We have time to rebalance resources, to take care of each other.

If the Mayans are among the ancient timekeepers we can trust because of their timepiece's duration, we are at the beginning of another b'ak'tun of 134 years.  Next piktun (20 b'ak'tun) will occur on October 13, 4772, by Long Calendar accounting, 2760 years into the future.  Are we capable of demonstrating that we can plan eight generations out like the indigenous peoples of this continent urge?

Neither we nor our children will be alive at the end of the next b'ak'tun in 2146.  But our great grandchildren will be, just as we are here as spokespersons for our great grandparents who struggled through the years of the Civil War and early Petroleum Age.

Calendars imply the possibility of improvement, of moving social change forward to the new dream that Thomas Berry has urged us to articulate.

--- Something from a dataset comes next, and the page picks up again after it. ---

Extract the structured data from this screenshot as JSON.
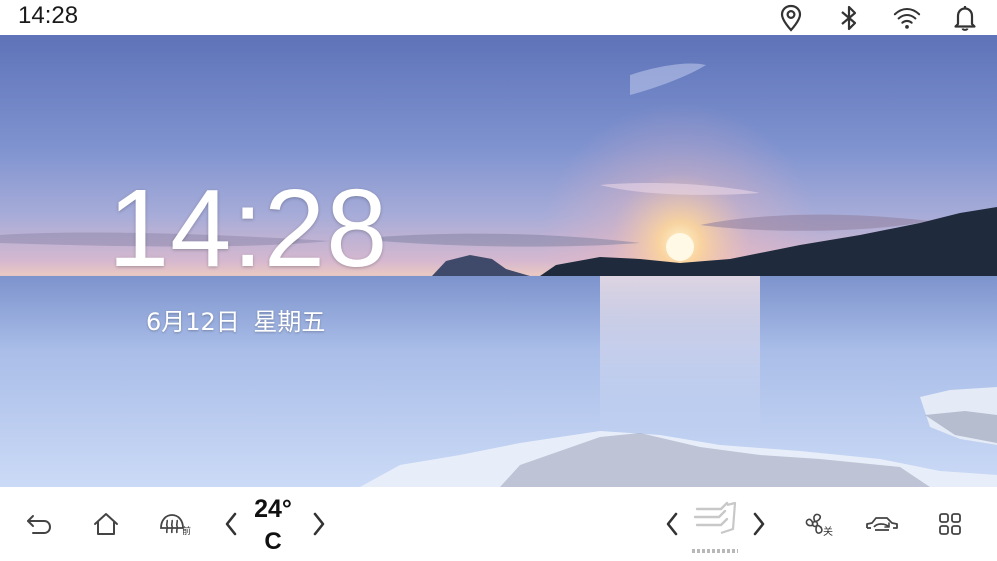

In the next fifteen years, the potential energy of our coming together again, may have generated an evolved set of living principles as powerful as "free", as potent as watershed and fibershed ar proving to be as units of organizing.  We have to give ourselves permission to generate fresh philosophies for action in our perilous times, building on the old ones from the First Act...but not using the old ones as creeds to bind us from considering actions we experimented with and refined in the Second Act.  We are the products of both our First Acts and our Second Acts. 

Pharaoh!  (Our own hierophants living in our brains and our histories of ourselves, our critics, our fearful selves, our reptilian brains.)
Set us free!-- to discover the next thing, to become that thing and model it for the larger culture. 

The next fifteen years may be all we elders have of productive contribution to society in our own limited lifetimes.  Let's spend that largesse together, freely, without stint, without cropping our own momentum. Do we trust ourselves enough to continue forward together?